While at Trevecca, Bustin participated each weekend in religious services. During the summer vacation of 1923 Bustin assisted a husband and wife evangelistic team, but due to their illness was given the responsibility of leading the services and preaching at the concluding evangelistic meetings at Salt Lick, Kentucky. Despite his inexperience, Bustin performed well in his first preaching services and won over many in the initially resistant audience.

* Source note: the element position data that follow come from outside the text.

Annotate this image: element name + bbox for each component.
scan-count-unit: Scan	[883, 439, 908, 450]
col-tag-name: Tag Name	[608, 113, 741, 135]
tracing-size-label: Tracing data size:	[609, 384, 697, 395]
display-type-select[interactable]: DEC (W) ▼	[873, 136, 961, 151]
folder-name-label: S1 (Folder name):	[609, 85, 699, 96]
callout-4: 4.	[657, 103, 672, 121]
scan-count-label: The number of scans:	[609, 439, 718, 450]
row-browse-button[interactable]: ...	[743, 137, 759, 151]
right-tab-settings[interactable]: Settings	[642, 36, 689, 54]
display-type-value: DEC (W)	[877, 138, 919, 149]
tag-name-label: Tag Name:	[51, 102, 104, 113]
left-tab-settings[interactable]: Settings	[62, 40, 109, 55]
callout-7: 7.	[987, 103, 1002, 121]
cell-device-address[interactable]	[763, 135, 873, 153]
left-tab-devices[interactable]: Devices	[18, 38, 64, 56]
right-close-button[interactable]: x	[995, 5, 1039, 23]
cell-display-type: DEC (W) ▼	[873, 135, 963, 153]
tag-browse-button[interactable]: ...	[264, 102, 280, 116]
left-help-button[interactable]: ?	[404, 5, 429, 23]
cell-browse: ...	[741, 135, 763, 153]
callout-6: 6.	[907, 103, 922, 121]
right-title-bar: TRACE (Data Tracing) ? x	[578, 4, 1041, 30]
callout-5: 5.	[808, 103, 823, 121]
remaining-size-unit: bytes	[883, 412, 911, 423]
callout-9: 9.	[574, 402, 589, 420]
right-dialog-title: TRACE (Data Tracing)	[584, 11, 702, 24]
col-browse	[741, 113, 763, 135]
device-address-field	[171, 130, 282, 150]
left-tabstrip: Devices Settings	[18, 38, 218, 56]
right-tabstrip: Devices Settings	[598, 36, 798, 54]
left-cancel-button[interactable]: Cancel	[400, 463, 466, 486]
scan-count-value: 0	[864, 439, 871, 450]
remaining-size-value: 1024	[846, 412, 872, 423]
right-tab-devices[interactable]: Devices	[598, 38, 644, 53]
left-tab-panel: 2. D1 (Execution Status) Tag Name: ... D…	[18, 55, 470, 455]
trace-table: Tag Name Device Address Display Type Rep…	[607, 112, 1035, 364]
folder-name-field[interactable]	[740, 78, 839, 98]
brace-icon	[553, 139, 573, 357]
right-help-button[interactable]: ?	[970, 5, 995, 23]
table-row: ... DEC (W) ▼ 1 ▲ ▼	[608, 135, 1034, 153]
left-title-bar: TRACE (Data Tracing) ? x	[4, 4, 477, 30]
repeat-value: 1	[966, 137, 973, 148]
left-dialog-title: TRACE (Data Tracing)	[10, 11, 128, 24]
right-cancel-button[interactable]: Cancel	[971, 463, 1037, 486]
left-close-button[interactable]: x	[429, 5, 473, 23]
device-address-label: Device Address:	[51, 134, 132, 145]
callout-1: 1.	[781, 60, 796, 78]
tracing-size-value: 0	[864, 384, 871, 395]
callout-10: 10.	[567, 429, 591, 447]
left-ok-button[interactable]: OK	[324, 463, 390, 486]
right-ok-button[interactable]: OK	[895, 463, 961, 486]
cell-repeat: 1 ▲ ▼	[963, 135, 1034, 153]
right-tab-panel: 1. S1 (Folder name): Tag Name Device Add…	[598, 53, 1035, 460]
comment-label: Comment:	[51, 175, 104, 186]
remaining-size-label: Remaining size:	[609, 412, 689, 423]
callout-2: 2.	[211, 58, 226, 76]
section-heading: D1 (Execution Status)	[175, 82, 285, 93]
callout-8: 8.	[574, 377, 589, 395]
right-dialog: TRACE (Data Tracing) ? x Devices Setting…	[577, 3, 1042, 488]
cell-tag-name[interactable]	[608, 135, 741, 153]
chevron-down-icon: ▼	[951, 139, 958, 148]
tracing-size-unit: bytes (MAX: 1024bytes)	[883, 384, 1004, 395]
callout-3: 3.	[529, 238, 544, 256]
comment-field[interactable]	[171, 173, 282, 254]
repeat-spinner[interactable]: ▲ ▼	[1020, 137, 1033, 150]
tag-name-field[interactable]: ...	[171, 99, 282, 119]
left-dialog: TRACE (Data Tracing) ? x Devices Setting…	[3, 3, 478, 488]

During his second and final year at Trevecca College, Bustin continued to hold religious services and preach. After Thanksgiving 1923, Bustin convinced his stepfather to allow his daughter, Lottie May Davis, to enrol at Trevecca also but at Bustin's expense. During the summer of 1924 Bustin preached in services in Tennessee, Arkansas, and Mississippi, including for four weeks at Cookeville, Tennessee, where Bustin later recalled:

[God] graciously answered and gave us one of the finest meetings I had ever witnessed. A large group of young people were brought into the fold during those weeks, and some of these were mightily baptized by the Holy Spirit. One of the number shouted her way into heaven within six weeks.

==Ministry==
After his summer of preaching, Bustin was offered the pastoral responsibilities for two churches by a district superintendent and a guaranteed salary of $100 a week, however Bustin decided to accept the pastorate at a newly organized church in Columbus, Mississippi with no guaranteed stipend.

==Works==

===Autobiographies===
- 1953. My First Fifty Years. Intercession City, FL. Reprint: Holiness Data Ministry, 1996.
- 1978. My First Seventy-five Years. Florala, AL.